Price And Quantity Determination Under Duopoly - SS2 Economics Past Questions and Answers - page 1
In a duopoly, how many firms dominate the market?
Two
Three
Four
What is the pricing strategy in a duopoly determined by?
Each firm's cost structure
The actions and responses of each firm's competitor
The government's price regulations
The market demand and supply forces
How does a duopoly affect the quantity of goods produced compared to a monopoly?
Each firm produces more goods in a duopoly
Each firm produces less goods in a duopoly
There is no difference in the quantity of goods produced between a duopoly and a monopoly
It depends on the specific market conditions
What is the potential outcome of a price war in a duopoly?
Both firms earn a higher profit
Both firms earn a lower profit
One firm earns a higher profit and the other earns a lower profit
Both firms earn the same profit as in a Nash equilibrium
What is the Nash equilibrium in a duopoly?
The point where one firm dominates the market
The point where both firms produce more goods than in a monopoly
The point where both firms produce less goods and charge a higher price than in a monopoly
The point where both firms produce the same quantity and charge the same price
How does the pricing strategy in a duopoly differ from that of a monopoly?
How does the quantity of goods produced in a duopoly compare to that in a price war?
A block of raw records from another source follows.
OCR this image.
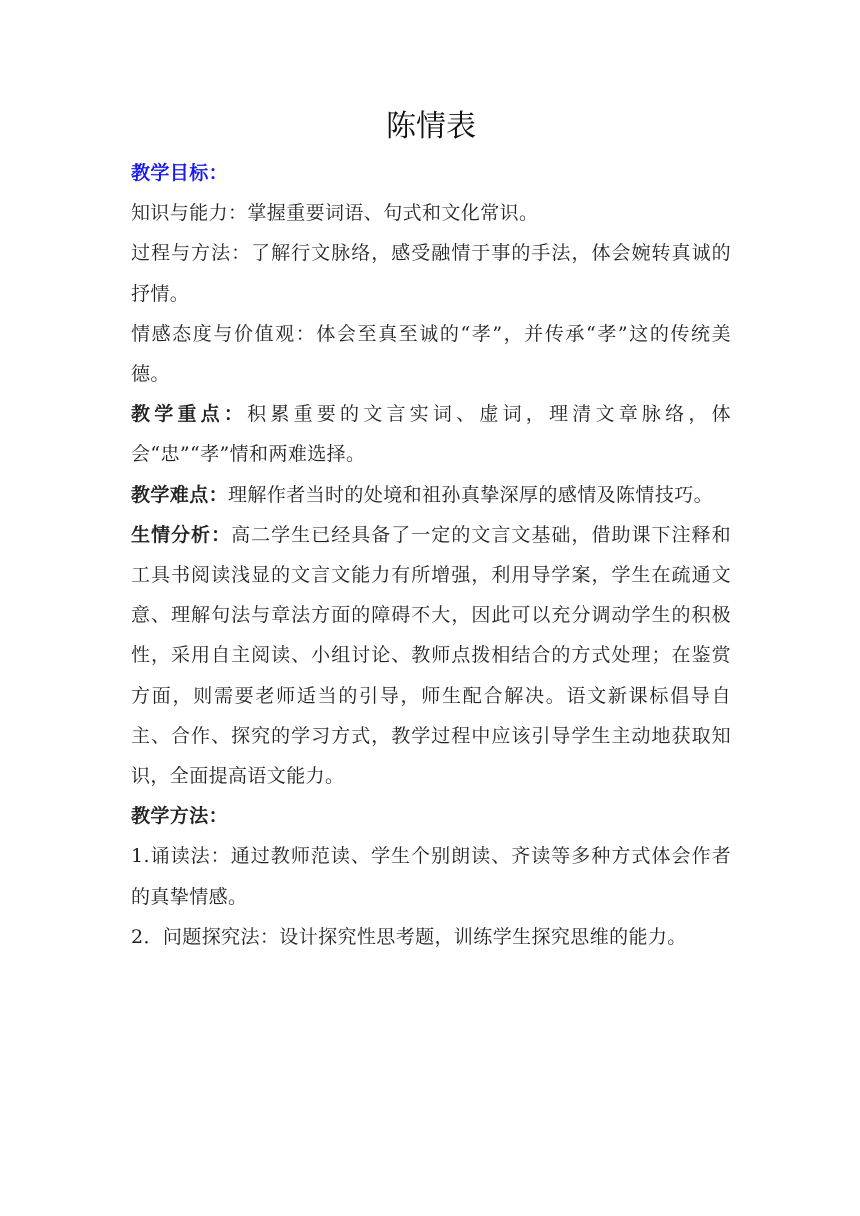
陈情表

教学目标：

知识与能力：掌握重要词语、句式和文化常识。

过程与方法：了解行文脉络，感受融情于事的手法，体会婉转真诚的抒情。

情感态度与价值观：体会至真至诚的“孝”，并传承“孝”这的传统美德。

教学重点：积累重要的文言实词、虚词，理清文章脉络，体会“忠”“孝”情和两难选择。

教学难点：理解作者当时的处境和祖孙真挚深厚的感情及陈情技巧。

生情分析：高二学生已经具备了一定的文言文基础，借助课下注释和工具书阅读浅显的文言文能力有所增强，利用导学案，学生在疏通文意、理解句法与章法方面的障碍不大，因此可以充分调动学生的积极性，采用自主阅读、小组讨论、教师点拨相结合的方式处理；在鉴赏方面，则需要老师适当的引导，师生配合解决。语文新课标倡导自主、合作、探究的学习方式，教学过程中应该引导学生主动地获取知识，全面提高语文能力。

教学方法：

1.诵读法：通过教师范读、学生个别朗读、齐读等多种方式体会作者的真挚情感。

2．问题探究法：设计探究性思考题，训练学生探究思维的能力。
Suppose there are two firms, A and B, in a duopoly market. The market demand and cost functions are given as follows:
Demand function: P = 100 - Q
Cost function: C = 20Q
where P is the market price, Q is the total quantity of goods produced by both firms, and C is the total cost of production. Assuming that firm A and firm B have equal production costs, what is the Nash equilibrium price and quantity in this duopoly market?